Jika paradigma melawan radikalisme dengan okol, artinya lebih mengandalkan kekuatan bedil, maka radikalisme akan terus hidup. Sebab peluru tak akan membunuh ideologi.
Peluru itu lekat dengan makna politik dan kekuasaan. Maka sebuah ideologi akan cenderung melawan, membesar dan bertahan atau tertatanam.
Jika dihadapi dengan hal-hal yang berbau kekusaan, ia menemukan lahan perjuangan dan lalu di situlah ia tumbuh subur.
Yang mampu membunuh ideologi adalah ideologi. Ini berkali-kali penulis sampaikan dalam posting-posting terdahulu dan dalam berbagai kesempatan.
Lalu ideologi apa yang bisa membunuh ideologi radklisme?
Jika panjang lebar ini kita ungkap, akan nganggur itu badan penyuluh ideologi pancasla dan badan-badan lain yang selama ini sudah makan gaji buta tanpa signifikansi hasil kerja.
Radiklisme itu sudah tertanam di salah satu sisi kedalaman agama lalu menjalar pada kehidupan-kehidupan lainnya.
Jika dalam suatu moment dengan pemimpin yang tepat, mungkin bisa lebih singkat kita menghapus faham seperti itu. Tapi jika tidak, mungkin butuh waktu untuk menghapusnya. Bisa 10 sampai 50 tahun.
Lama dan itu pun harus dilakukan secara terprogram dalam rencana program yang benar serta berkesinambungan.
Itu lebih baik dari pada yang selama ini terjadi, hanya tindakan-tindakan sporadis dan tanpa hasil nyata kecuali radikalismenya yang makin meruah.
Hari ini kementrian agama telah berubah menjadi kementrian anti radikalisme, terus dan terus puter-puter terus, benahi badan serta bentuk badan baru.
Hasilnya ya cuma segitu. Kementrian agama hanya kelinci percobaan agar seolah rezim ini ada hal baru.
Dan sedihnya, ketika kementrian agama yang menjadi kelinci percobaan, maka ini menggambarkan kepada kita bagaiamana cara pandang sang rezim yang menganggap agama tertentulah yang menjadi satu-satunya sumber radikalisme. Padahal radikalisme itu banyak penyebabnya. Salah satunya dari rezim sendiri.
Sebuah rezim yang memilki bakat untuk menjadi lahan bagi semakin tumbuh suburnya suatu aliran radikal adalah rezim yang lari dan menjauh dari keadilan.
Rezim tidak bersungguh mencipta kesejahteraan. Negara menjadi alat bagi kelompok tertentu untuk bisa mengeruk dan mendapat untung sebesar-besarnya bagi diri dan kelompoknya.

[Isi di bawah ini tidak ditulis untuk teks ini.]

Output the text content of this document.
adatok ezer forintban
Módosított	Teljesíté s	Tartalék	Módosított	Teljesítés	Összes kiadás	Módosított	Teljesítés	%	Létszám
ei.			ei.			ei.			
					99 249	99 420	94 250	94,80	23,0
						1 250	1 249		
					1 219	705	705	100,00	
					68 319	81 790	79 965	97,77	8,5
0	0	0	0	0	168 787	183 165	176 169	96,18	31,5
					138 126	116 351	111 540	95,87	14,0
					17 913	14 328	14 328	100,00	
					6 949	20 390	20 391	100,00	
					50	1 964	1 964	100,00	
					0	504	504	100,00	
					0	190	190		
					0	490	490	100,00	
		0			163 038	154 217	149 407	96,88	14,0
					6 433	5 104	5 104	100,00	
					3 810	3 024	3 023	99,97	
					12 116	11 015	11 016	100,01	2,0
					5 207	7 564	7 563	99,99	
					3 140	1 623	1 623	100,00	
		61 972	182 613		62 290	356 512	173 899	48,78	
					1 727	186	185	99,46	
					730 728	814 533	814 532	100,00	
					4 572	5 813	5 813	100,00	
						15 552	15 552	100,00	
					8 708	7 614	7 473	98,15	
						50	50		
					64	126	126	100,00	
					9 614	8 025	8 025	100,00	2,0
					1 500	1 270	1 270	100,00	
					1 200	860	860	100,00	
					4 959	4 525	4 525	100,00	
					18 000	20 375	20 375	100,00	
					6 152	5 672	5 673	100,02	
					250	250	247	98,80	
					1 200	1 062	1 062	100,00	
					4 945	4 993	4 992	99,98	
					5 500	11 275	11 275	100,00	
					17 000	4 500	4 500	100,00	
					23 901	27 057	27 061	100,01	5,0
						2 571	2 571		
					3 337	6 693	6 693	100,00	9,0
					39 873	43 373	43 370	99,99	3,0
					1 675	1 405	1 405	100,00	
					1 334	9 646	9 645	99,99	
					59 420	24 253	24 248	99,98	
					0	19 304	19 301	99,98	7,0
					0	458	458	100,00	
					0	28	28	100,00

Ini yang disebut negara dikuasai oleh segelintir manusia namun memilki kekayaan berlimpah yang dengan kekayaaannya itu menguasai dan mengatur negara.
Kelompok tertentu bisa memandang hal ini sebagai lahan perjuangan suci untuk menegakkan keadilan menurut versi mereka.
Terlalu banyak lagi jika hendaak kita sebutkan lahan-lahan yang mengakibatkan muncul serta suburnya suatu faham radikalisme.
Maka para pemimpin hendaknya tidak memandang kedudukannya sebagai prestise, melainkan tantangan dan ujian bagaimana ia bisa memenuhi kewajibannya sebagai abdi bagi penciptaan sebesar-besarnya rasa keadilan, kemakmuran serta kesejahteraan rakyat.